La connaissance de l’insuffisance cardiaque par les patients, le grand public et les soignants mérite d’être approfondie pour combattre cette pathologie. Le Groupe d’insuffisance cardiaque et cardiomyopathies (Gicc) de la Société française de cardiologie alerte et mise sur un réseau ville-hôpital pour améliorer la prise en charge.
« L’insuffisance cardiaque est une pathologie peu connue des Français mais il s’agit d’un problème de société pourtant majeur », a souligné le Dr Thibaud Damy, président du Gicc, lors d’une conférence organisée le 5 septembre. 70 000 morts, 120 000 nouveaux cas et 165 000 hospitalisations par an : ce sont 1,5 million de Français qui sont concernés. Deux études réalisées par le Gicc révèlent que les premiers symptômes de l’insuffisance cardiaque ne sont pas reconnus, ni par les Français, ni par les médecins, comme étant en rapport avec cette maladie cardiaque, ce qui contribue à un retard de prise en charge.
Quatre symptômes doivent alerter et nécessitent l’avis d’un cardiologue s’ils sont réunis : essoufflement, prise de poids, œdèmes et fatigue sans raison, résumés par l’acronyme EFOP. Par ailleurs, l’insuffisance cardiaque semble être un diagnostic peu formulé de manière claire par les professionnels de santé. Selon l’enquête du Gicc, une fois hospitalisés, seuls 43 % des patients concernés déclarent avoir été informés par l’équipe médicale être atteints d’insuffisance cardiaque.

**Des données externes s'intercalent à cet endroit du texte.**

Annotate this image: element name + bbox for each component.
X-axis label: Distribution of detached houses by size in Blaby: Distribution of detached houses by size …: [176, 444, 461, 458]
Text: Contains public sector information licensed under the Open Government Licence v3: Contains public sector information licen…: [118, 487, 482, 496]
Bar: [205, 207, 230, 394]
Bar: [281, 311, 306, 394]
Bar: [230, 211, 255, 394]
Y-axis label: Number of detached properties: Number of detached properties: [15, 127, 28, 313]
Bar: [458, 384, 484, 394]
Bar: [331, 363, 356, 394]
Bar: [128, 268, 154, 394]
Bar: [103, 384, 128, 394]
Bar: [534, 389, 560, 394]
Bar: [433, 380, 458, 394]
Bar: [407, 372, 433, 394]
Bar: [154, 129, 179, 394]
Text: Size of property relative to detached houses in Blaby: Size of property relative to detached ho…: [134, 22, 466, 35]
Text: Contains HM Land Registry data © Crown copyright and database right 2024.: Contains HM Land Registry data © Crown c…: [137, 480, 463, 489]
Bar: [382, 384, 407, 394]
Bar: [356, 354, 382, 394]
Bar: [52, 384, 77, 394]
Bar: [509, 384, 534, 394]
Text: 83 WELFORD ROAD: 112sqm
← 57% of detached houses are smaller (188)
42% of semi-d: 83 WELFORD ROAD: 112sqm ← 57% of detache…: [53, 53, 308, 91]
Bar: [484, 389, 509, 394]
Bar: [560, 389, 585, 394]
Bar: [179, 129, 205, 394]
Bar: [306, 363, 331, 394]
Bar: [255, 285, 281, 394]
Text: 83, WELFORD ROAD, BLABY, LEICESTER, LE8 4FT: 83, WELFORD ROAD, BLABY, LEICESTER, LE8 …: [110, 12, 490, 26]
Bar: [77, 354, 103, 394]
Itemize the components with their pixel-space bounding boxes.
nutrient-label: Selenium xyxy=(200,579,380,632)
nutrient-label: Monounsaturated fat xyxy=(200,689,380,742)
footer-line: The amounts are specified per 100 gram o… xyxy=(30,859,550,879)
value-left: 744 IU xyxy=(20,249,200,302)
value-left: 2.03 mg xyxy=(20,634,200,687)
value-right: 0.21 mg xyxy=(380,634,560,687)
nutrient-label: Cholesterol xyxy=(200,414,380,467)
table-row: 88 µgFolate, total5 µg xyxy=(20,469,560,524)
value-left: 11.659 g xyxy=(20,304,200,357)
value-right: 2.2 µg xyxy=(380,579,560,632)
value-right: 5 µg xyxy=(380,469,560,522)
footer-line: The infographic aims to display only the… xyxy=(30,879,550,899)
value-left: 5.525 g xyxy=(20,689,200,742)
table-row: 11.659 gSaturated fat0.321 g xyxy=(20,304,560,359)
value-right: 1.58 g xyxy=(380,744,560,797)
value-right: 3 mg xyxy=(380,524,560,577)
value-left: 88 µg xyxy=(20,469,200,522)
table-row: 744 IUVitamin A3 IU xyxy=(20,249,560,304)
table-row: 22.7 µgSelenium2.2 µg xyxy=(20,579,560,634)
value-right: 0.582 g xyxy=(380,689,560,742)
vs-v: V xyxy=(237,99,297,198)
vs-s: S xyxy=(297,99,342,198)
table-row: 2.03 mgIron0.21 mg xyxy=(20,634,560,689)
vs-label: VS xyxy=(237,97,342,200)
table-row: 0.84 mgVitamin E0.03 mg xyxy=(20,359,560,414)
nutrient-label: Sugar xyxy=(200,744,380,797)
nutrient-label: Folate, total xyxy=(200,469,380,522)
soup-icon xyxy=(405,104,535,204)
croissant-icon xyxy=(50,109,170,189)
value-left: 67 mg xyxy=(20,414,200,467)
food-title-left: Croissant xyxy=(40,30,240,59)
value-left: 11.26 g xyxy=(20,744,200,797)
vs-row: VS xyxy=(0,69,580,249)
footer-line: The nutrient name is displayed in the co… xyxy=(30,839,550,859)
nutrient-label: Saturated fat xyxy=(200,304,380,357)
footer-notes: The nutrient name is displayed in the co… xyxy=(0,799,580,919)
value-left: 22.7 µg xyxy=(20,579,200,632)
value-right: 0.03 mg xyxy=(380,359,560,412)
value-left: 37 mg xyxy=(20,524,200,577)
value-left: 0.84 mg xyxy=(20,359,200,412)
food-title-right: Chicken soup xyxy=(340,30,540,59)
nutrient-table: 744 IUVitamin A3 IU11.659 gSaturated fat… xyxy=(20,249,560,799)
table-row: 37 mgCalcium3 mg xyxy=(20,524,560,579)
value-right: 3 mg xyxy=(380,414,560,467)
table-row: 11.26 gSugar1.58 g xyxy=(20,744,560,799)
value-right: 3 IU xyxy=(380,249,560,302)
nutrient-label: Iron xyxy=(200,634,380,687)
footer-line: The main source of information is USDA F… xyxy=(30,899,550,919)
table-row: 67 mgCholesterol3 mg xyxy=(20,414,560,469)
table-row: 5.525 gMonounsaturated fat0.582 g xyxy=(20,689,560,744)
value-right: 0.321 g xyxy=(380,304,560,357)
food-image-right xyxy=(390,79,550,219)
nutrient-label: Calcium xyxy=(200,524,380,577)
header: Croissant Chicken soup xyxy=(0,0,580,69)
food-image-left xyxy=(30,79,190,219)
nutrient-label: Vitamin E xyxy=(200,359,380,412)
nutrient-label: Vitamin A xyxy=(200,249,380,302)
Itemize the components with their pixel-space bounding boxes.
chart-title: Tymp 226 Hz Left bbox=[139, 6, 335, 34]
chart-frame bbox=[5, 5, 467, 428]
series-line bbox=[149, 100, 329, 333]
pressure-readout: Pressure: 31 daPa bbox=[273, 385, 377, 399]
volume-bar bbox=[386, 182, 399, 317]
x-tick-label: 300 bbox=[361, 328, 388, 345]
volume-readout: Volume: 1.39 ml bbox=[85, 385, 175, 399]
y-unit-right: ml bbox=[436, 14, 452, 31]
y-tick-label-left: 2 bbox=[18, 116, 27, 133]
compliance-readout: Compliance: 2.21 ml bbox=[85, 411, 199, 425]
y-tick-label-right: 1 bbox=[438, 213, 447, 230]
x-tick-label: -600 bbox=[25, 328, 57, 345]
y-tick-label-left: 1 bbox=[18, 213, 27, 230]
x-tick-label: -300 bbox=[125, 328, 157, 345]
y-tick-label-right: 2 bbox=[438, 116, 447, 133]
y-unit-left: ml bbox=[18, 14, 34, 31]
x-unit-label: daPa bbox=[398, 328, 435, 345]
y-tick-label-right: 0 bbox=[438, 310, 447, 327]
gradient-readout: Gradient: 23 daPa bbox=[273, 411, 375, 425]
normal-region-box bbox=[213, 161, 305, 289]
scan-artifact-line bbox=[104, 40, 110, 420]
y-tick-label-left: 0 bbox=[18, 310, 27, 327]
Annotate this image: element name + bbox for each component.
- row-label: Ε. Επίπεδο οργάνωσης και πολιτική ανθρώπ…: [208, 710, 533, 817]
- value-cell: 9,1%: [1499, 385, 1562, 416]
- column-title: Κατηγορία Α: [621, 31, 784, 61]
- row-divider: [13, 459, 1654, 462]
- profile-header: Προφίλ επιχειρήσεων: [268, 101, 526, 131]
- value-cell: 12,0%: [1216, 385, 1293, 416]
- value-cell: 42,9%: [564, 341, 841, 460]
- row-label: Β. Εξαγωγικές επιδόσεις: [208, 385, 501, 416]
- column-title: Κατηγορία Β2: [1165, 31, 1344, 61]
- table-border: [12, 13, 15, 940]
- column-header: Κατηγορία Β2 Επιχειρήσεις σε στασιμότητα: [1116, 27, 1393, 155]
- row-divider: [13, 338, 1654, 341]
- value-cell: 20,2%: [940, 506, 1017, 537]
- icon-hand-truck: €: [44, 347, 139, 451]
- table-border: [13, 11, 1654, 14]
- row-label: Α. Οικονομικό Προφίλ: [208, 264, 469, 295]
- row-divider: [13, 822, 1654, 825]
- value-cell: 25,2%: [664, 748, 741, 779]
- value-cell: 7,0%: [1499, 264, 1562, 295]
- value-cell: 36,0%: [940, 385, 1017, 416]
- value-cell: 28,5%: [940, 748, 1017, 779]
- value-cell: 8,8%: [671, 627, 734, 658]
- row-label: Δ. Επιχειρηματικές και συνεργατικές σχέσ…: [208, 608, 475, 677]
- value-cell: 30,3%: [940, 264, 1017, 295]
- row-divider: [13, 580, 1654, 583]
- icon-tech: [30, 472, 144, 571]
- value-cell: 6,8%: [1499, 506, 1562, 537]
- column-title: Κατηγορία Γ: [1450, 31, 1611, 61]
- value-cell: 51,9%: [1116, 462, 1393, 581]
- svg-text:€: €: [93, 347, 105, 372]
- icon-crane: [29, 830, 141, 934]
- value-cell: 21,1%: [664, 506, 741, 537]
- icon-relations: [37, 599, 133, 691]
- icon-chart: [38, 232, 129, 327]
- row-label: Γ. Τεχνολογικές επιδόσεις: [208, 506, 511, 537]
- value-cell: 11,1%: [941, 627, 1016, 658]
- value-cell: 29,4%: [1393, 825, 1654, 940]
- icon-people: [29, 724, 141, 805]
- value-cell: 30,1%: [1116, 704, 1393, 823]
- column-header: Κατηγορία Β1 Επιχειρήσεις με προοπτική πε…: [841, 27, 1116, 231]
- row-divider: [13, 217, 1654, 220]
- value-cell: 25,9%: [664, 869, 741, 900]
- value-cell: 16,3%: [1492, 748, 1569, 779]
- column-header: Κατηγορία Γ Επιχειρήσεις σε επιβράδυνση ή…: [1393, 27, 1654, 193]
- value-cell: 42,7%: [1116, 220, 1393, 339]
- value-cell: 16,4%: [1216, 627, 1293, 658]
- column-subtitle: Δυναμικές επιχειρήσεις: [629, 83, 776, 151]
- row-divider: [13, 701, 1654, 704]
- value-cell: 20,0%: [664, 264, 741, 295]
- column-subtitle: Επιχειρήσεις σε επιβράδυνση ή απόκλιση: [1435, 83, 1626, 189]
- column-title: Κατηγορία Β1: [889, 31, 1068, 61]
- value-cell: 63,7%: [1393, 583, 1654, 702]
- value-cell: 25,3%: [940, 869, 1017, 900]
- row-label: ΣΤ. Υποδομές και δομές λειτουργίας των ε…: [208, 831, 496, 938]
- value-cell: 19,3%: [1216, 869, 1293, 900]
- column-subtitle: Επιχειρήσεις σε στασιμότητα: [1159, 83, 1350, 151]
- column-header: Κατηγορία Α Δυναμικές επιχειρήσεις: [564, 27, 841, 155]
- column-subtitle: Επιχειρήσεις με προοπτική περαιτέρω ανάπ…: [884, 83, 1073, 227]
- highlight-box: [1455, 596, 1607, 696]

À cette méconnaissance de la maladie s’ajoute un parcours de soins non structuré en ville comme à l’hôpital. La prise en charge des patients est majoritairement réalisée dans l’urgence pour 43 % d’entre eux. Seuls 22 % sont pris en charge par des unités spécialisées en soins intensifs de cardiologie ou de réanimation. Pour améliorer la visibilité de la filière, le Gicc recense, sur son site www.giccardio.fr et son application “Mon cœur”, les structures y participant. « Nous voulons également trouver des relais en ville auprès des cardiologues libéraux et travailler avec des Idels pour optimiser la prise en charge », explique le Dr Damy. Le Gicc et l’Agence pour la formation continue des professionnels infirmiers libéraux (Afcopil) ont lancé un programme de développement professionnel continu afin « que les Idels sachent gérer au mieux les patients en soin cardiaque, précise le médecin. Les Idels sont indispensables pour permettre un retour à domicile des patients. Elles y participent déjà dans le cadre du Prado, mais leur formation doit être approfondie. » Le Gicc souhaiterait que les Idels formées – une trentaine par région actuellement – soient identifiées afin de créer un réseau ville-hôpital.
Il est également impératif, d’après le Gicc, qu’au sein des unités spécialisées des structures hospitalières, des compétences soient transférées des médecins aux infirmiers. « À la vue de la prévalence, il n’est pas possible pour le cardiologue hospitalier de recevoir son patient tous les quinze jours pour adapter son traitement, rapporte le Dr Damy. Le transfert de compétences permettrait aux infirmiers de le faire. » Ces infirmiers “spécialisés” pourraient également surveiller les données de santé des patients, transmises par des outils connectés, comme la balance qui permet de prévenir les récidives. Cette pratique existe déjà depuis un an à l’hôpital Henri-Mondor (Val-de-Marne) pour le télémonitoring et les traitements, mais sous surveillance médicale. La demande de transfert de compétences est en cours de validation à l’Assistance publique-Hôpitaux de Paris, avant d’être envoyée à l’Agence régionale de santé puis à la Haute Autorité de santé.